Suddenly, however, we hit double trouble. Brian Aldiss resigned as Guest of Honour, and this was immediately followed by the start of a postal strike. Brian's letter was a bombshell! The only reason Rog and I had taken on the convention was to do justice to him, and now he was dropping out for no very good reason, saying vaguely that he "might be living in Hong Kong for a while." No Eastercon had ever lost their GoH before, and the postal strike made it impossible to find anyone else, and we couldn't receive hotel bookings or advertising copy for our programme book. We were in a deep hole. Somehow, it all worked out. Anne McCaffrey had just moved to Eire from the United States and graciously stepped in as last-minute GoH. (p.197)


Brian Aldiss came after all, his Hong Kong adventure having proved something of a mirage, and he checked in at the neighbouring Talbot and seemed to enjoy himself. However, he later said,

"At the time I was suffering from an undiagnosed illness which turned out to be hepatitis A, B, and probably C as well. A couple of sips of a good red wine and my body seemed to turn into a slagheap. I remember two burly fans carrying me out to the Volvo and Margaret driving me home to die. On that fateful drive, I coined a perfectly splendid few Famous Last Words and was pretty pissed off later to find myself recovering. I have long since forgotten what those Last Words were, but I know John Brunner's name came into it." (p.198)

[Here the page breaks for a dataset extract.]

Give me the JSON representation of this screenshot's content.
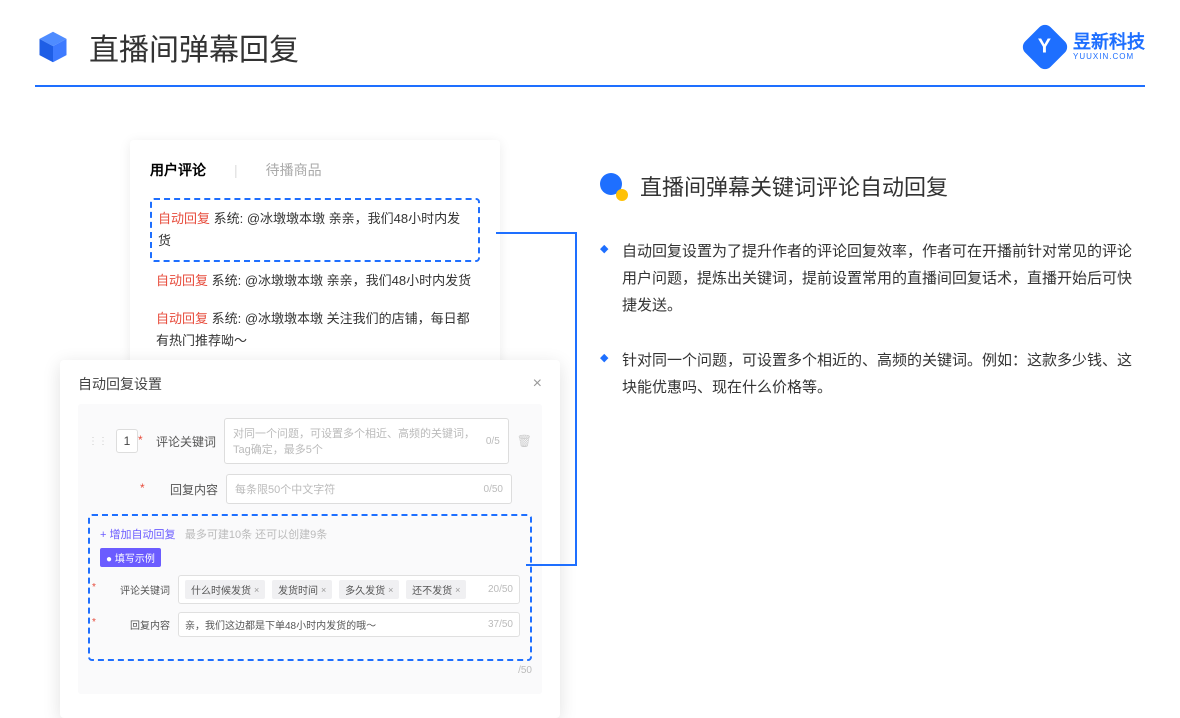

- excerpted from WITH STARS IN MY EYES (2004, NESFA Press)

Films were ordered several months in advance after poring over various catalogues and a riverboat trip arranged. One hectic evening was spent putting together the Programme Booklet. Piles of artwork, adverts, articles and programme information littered the table while a huge sheet of paper, divided into numbered page sections, was slowly filled in, erased, and refilled with details of the layout of the Booklet.

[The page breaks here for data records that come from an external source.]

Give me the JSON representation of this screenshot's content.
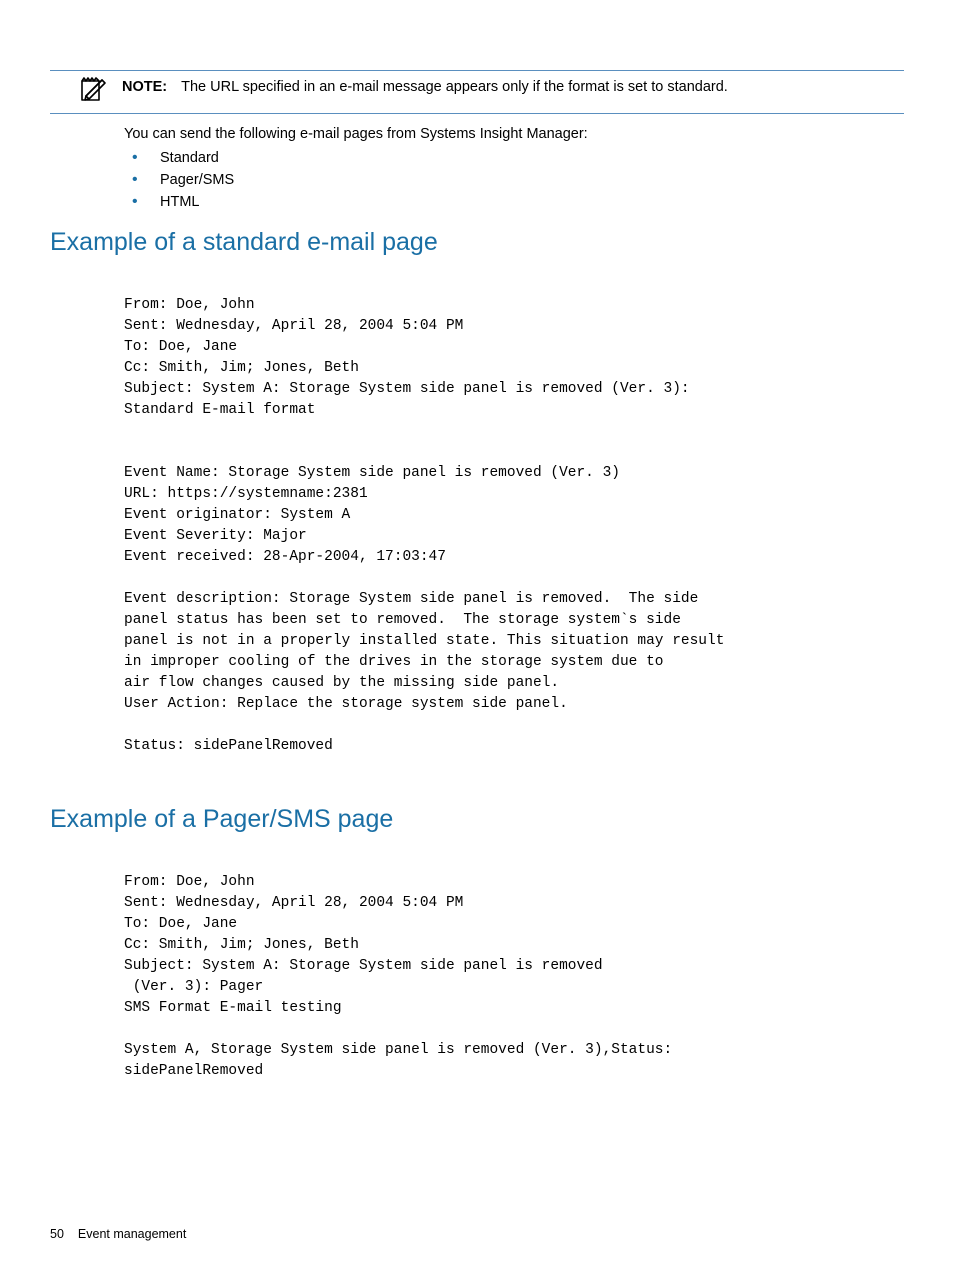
{
  "note": {
    "label": "NOTE:",
    "text": "The URL specified in an e-mail message appears only if the format is set to standard."
  },
  "intro": "You can send the following e-mail pages from Systems Insight Manager:",
  "bullets": [
    "Standard",
    "Pager/SMS",
    "HTML"
  ],
  "section1": {
    "title": "Example of a standard e-mail page",
    "body": "From: Doe, John\nSent: Wednesday, April 28, 2004 5:04 PM\nTo: Doe, Jane\nCc: Smith, Jim; Jones, Beth\nSubject: System A: Storage System side panel is removed (Ver. 3):\nStandard E-mail format\n\n\nEvent Name: Storage System side panel is removed (Ver. 3)\nURL: https://systemname:2381\nEvent originator: System A\nEvent Severity: Major\nEvent received: 28-Apr-2004, 17:03:47\n\nEvent description: Storage System side panel is removed.  The side\npanel status has been set to removed.  The storage system`s side\npanel is not in a properly installed state. This situation may result\nin improper cooling of the drives in the storage system due to\nair flow changes caused by the missing side panel.\nUser Action: Replace the storage system side panel.\n\nStatus: sidePanelRemoved"
  },
  "section2": {
    "title": "Example of a Pager/SMS page",
    "body": "From: Doe, John\nSent: Wednesday, April 28, 2004 5:04 PM\nTo: Doe, Jane\nCc: Smith, Jim; Jones, Beth\nSubject: System A: Storage System side panel is removed\n (Ver. 3): Pager\nSMS Format E-mail testing\n\nSystem A, Storage System side panel is removed (Ver. 3),Status:\nsidePanelRemoved"
  },
  "footer": {
    "page": "50",
    "chapter": "Event management"
  }
}
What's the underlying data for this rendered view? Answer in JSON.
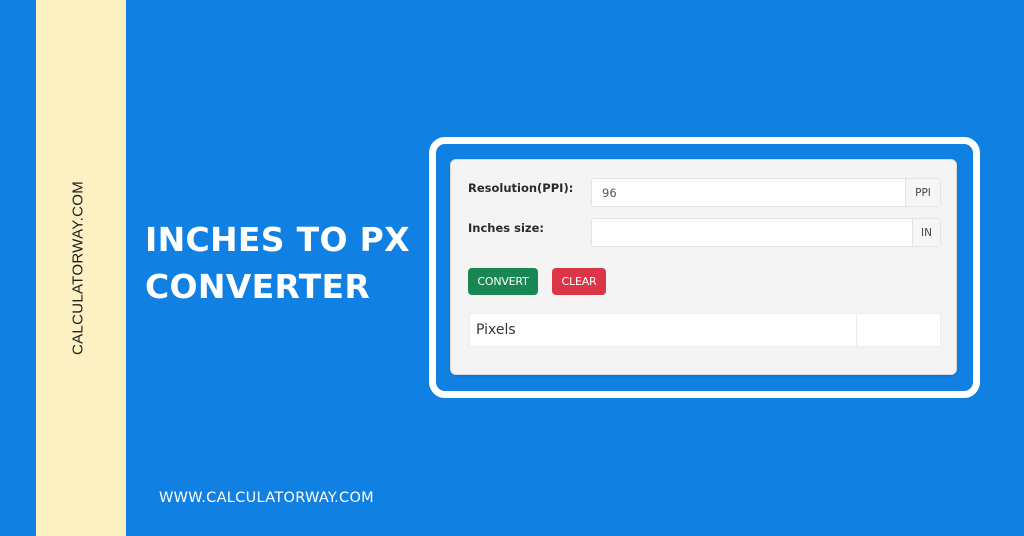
{
  "branding": {
    "side_text": "CALCULATORWAY.COM",
    "website_url": "WWW.CALCULATORWAY.COM"
  },
  "headline": {
    "line1": "INCHES TO PX",
    "line2": "CONVERTER"
  },
  "form": {
    "resolution": {
      "label": "Resolution(PPI):",
      "value": "96",
      "unit": "PPI"
    },
    "inches": {
      "label": "Inches size:",
      "value": "",
      "unit": "IN"
    },
    "buttons": {
      "convert": "CONVERT",
      "clear": "CLEAR"
    },
    "result": {
      "label": "Pixels",
      "value": ""
    }
  },
  "colors": {
    "background": "#1081e2",
    "side_strip": "#fdf1c4",
    "convert_button": "#198754",
    "clear_button": "#dc3545"
  }
}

Finally most of the material required was stored in Peter's house and arrangements made for travelling down on the Thursday evening to get everything set up for the 'off' on Friday.

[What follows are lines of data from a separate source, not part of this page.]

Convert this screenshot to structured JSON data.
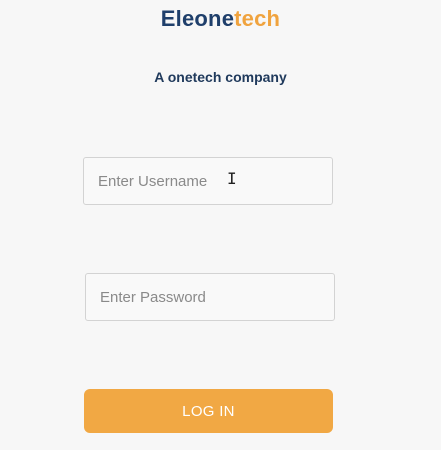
{
  "brand": {
    "name_part1": "Eleone",
    "name_part2": "tech",
    "tagline": "A onetech company",
    "colors": {
      "primary": "#1f3f6b",
      "accent": "#f0a33e"
    }
  },
  "form": {
    "username": {
      "value": "",
      "placeholder": "Enter Username"
    },
    "password": {
      "value": "",
      "placeholder": "Enter Password"
    },
    "login_label": "LOG IN"
  },
  "cursor_icon": "text-cursor-icon"
}
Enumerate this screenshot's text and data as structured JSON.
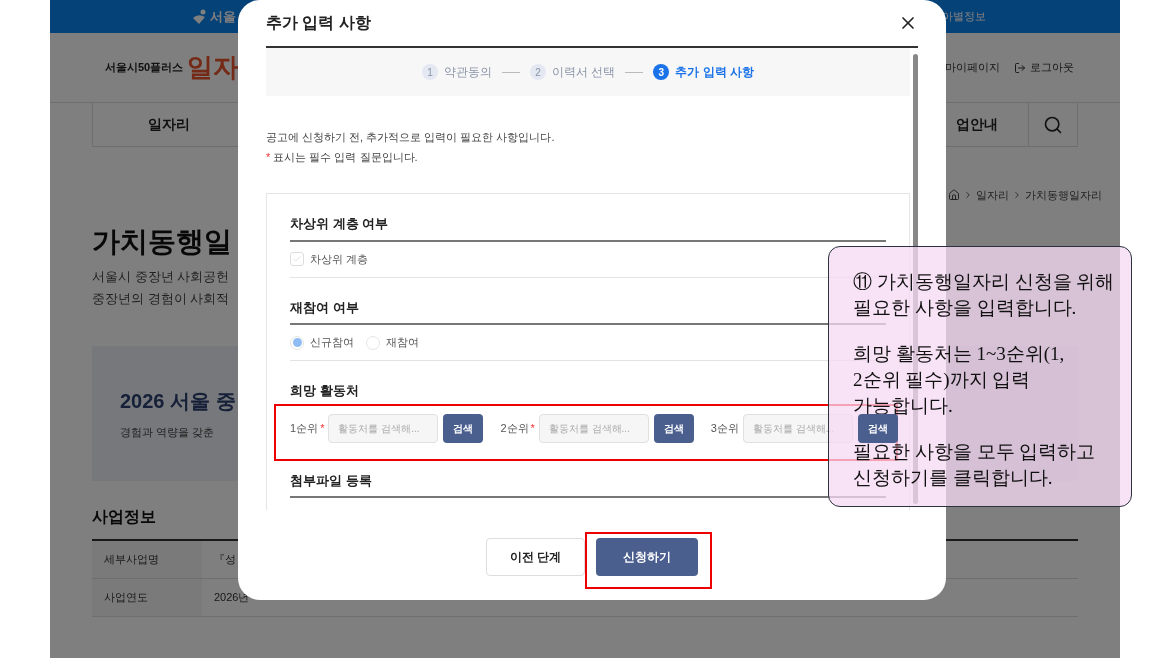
{
  "site": {
    "top_bar_left": "서울",
    "top_bar_right": "아별정보",
    "brand_prefix": "서울시50플러스",
    "brand_name": "일자",
    "user_links": [
      {
        "kind": "mypage",
        "label": "마이페이지"
      },
      {
        "kind": "logout",
        "label": "로그아웃"
      }
    ],
    "nav": [
      "일자리",
      "업안내"
    ],
    "breadcrumb": [
      "일자리",
      "가치동행일자리"
    ],
    "title": "가치동행일",
    "intro": [
      "서울시 중장년 사회공헌",
      "중장년의 경험이 사회적"
    ],
    "banner": {
      "title": "2026 서울 중",
      "text": "경험과 역량을 갖춘"
    },
    "info": {
      "heading": "사업정보",
      "rows": [
        {
          "label": "세부사업명",
          "value": "『성"
        },
        {
          "label": "사업연도",
          "value": "2026년"
        }
      ]
    }
  },
  "modal": {
    "title": "추가 입력 사항",
    "steps": [
      {
        "number": "1",
        "label": "약관동의",
        "selected": false
      },
      {
        "number": "2",
        "label": "이력서 선택",
        "selected": false
      },
      {
        "number": "3",
        "label": "추가 입력 사항",
        "selected": true
      }
    ],
    "intro": "공고에 신청하기 전, 추가적으로 입력이 필요한 사항입니다.",
    "required_note": {
      "mark": "*",
      "text": "표시는 필수 입력 질문입니다."
    },
    "sections": [
      {
        "kind": "checkbox",
        "title": "차상위 계층 여부",
        "options": [
          {
            "label": "차상위 계층",
            "checked": false
          }
        ]
      },
      {
        "kind": "radio",
        "title": "재참여 여부",
        "options": [
          {
            "label": "신규참여",
            "selected": true
          },
          {
            "label": "재참여",
            "selected": false
          }
        ]
      },
      {
        "kind": "search",
        "title": "희망 활동처",
        "slots": [
          {
            "label": "1순위",
            "required": true,
            "placeholder": "활동처를 검색해...",
            "button": "검색"
          },
          {
            "label": "2순위",
            "required": true,
            "placeholder": "활동처를 검색해...",
            "button": "검색"
          },
          {
            "label": "3순위",
            "required": false,
            "placeholder": "활동처를 검색해...",
            "button": "검색"
          }
        ]
      },
      {
        "kind": "upload",
        "title": "첨부파일 등록"
      }
    ],
    "buttons": [
      {
        "kind": "secondary",
        "label": "이전 단계"
      },
      {
        "kind": "primary",
        "label": "신청하기"
      }
    ]
  },
  "callout": {
    "paragraphs": [
      "⑪ 가치동행일자리 신청을 위해 필요한 사항을 입력합니다.",
      "희망 활동처는 1~3순위(1, 2순위 필수)까지 입력 가능합니다.",
      "필요한 사항을 모두 입력하고 신청하기를 클릭합니다."
    ]
  }
}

I arrived at Peter's late after a last minute hitch - I realised that my 'genuine-type' helmet looked nothing like those depicted on S&S covers ... why-in-hell don't the artists realise that a helmet fitting the head like a glove (?) would cause the chap inside to die of a homogenized brain and multiple skull fractures if a hailstone hit it? I got a 'suitable' one from R-x-charms and sprayed it silver.

The taxi-driver who drove me across town must have had a tiring day or something because he gave me peculiar looks as I climbed in with a huge suitcase, a large newspaper-covered box (for posting) and a 3ft-odd broadsword. Perhaps it's as well that someone else was taking down my 2ft. diameter shield and seven one-gallon containers of wine.

After several false starts Peter, Eileen, Rick and I were on our way to Worcester. Arriving rather late in the evening there was little time to do much convention setting-up so after a drink or three I got my last night of reasonable sleep.